World J Gastroenterol. 2007 Mar 14;13(10):1595-8. doi: 10.3748/wjg.v13.i10.1595.
To determine the association between H pylori infection and serum ghrelin levels in patients without atrophic gastritis.
Fifty consecutive patients (24 males and 26 females) with either H pylori-positive gastritis (n = 34) or H pylori-negative gastritis (n = 16) with normal gastric acid secretion determined by 24-h pHmetry and without atrophic gastritis in histopathology were enrolled in this study. Thirty-four H pylori-infected patients were treated with triple therapy consisting of a daily regimen of 30 mg lansoprazole bid, 1 g amoxicillin bid and 500 mg clarithromycin bid for 14 d, followed by an additional 4 wk of 30 mg lansoprazol treatment. H pylori infection was eradicated in 23 of 34 (67.6%) patients. H pylori-positive patients were given eradication therapy. Gastric acidity was determined via intragastric pH catheters. Serum ghrelin was measured by radioimmunoassay (RIA).

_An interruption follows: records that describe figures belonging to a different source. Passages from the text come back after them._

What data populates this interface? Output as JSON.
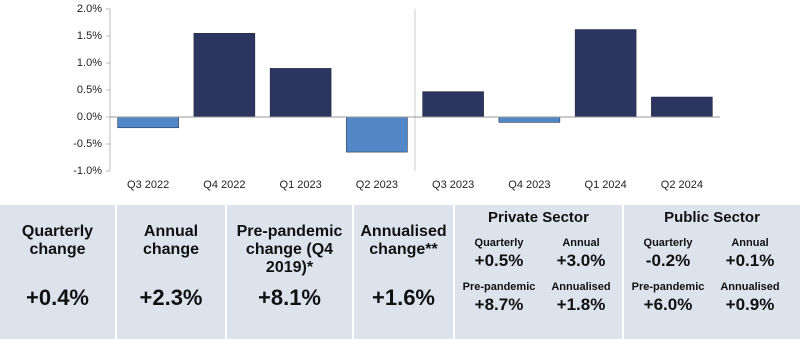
{
  "chart_data": {
    "type": "bar",
    "categories": [
      "Q3 2022",
      "Q4 2022",
      "Q1 2023",
      "Q2 2023",
      "Q3 2023",
      "Q4 2023",
      "Q1 2024",
      "Q2 2024"
    ],
    "values": [
      -0.2,
      1.55,
      0.9,
      -0.65,
      0.47,
      -0.1,
      1.62,
      0.37
    ],
    "colors": [
      "#5288c8",
      "#2b3560",
      "#2b3560",
      "#5288c8",
      "#2b3560",
      "#5288c8",
      "#2b3560",
      "#2b3560"
    ],
    "ylim": [
      -1,
      2
    ],
    "yticks": [
      {
        "value": -1,
        "label": "-1.0%"
      },
      {
        "value": -0.5,
        "label": "-0.5%"
      },
      {
        "value": 0,
        "label": "0.0%"
      },
      {
        "value": 0.5,
        "label": "0.5%"
      },
      {
        "value": 1,
        "label": "1.0%"
      },
      {
        "value": 1.5,
        "label": "1.5%"
      },
      {
        "value": 2,
        "label": "2.0%"
      }
    ],
    "grid": false
  },
  "panel": {
    "boxes": [
      {
        "label": "Quarterly change",
        "value": "+0.4%"
      },
      {
        "label": "Annual change",
        "value": "+2.3%"
      },
      {
        "label": "Pre-pandemic change (Q4 2019)*",
        "value": "+8.1%"
      },
      {
        "label": "Annualised change**",
        "value": "+1.6%"
      }
    ],
    "sectors": [
      {
        "title": "Private Sector",
        "items": [
          {
            "label": "Quarterly",
            "value": "+0.5%"
          },
          {
            "label": "Annual",
            "value": "+3.0%"
          },
          {
            "label": "Pre-pandemic",
            "value": "+8.7%"
          },
          {
            "label": "Annualised",
            "value": "+1.8%"
          }
        ]
      },
      {
        "title": "Public Sector",
        "items": [
          {
            "label": "Quarterly",
            "value": "-0.2%"
          },
          {
            "label": "Annual",
            "value": "+0.1%"
          },
          {
            "label": "Pre-pandemic",
            "value": "+6.0%"
          },
          {
            "label": "Annualised",
            "value": "+0.9%"
          }
        ]
      }
    ]
  }
}
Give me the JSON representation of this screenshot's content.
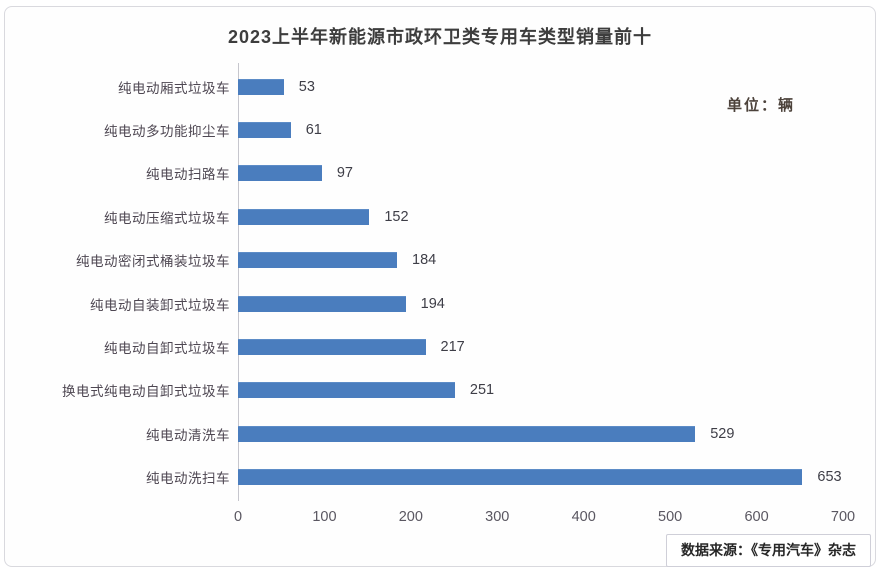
{
  "card": {
    "title": "2023上半年新能源市政环卫类专用车类型销量前十",
    "unit_label": "单位：辆",
    "source_label": "数据来源：《专用汽车》杂志"
  },
  "chart_data": {
    "type": "bar",
    "orientation": "horizontal",
    "title": "2023上半年新能源市政环卫类专用车类型销量前十",
    "unit": "辆",
    "categories": [
      "纯电动厢式垃圾车",
      "纯电动多功能抑尘车",
      "纯电动扫路车",
      "纯电动压缩式垃圾车",
      "纯电动密闭式桶装垃圾车",
      "纯电动自装卸式垃圾车",
      "纯电动自卸式垃圾车",
      "换电式纯电动自卸式垃圾车",
      "纯电动清洗车",
      "纯电动洗扫车"
    ],
    "values": [
      53,
      61,
      97,
      152,
      184,
      194,
      217,
      251,
      529,
      653
    ],
    "xlim": [
      0,
      700
    ],
    "x_ticks": [
      0,
      100,
      200,
      300,
      400,
      500,
      600,
      700
    ],
    "bar_color": "#4a7dbe",
    "grid": false,
    "value_labels": true,
    "legend": "none",
    "source": "数据来源：《专用汽车》杂志"
  }
}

There was no significant difference in plasma ghrelin levels between H pylori-positive and H pylori-negative groups (81.10 +/- 162.66 ng/L vs 76.51 +/- 122.94 ng/L). In addition, there was no significant difference in plasma ghrelin levels and gastric acidity levels measured before and 3 mo after the eradication therapy.
H pylori infection does not influence ghrelin secretion in patients with chronic gastritis without atrophic gastritis.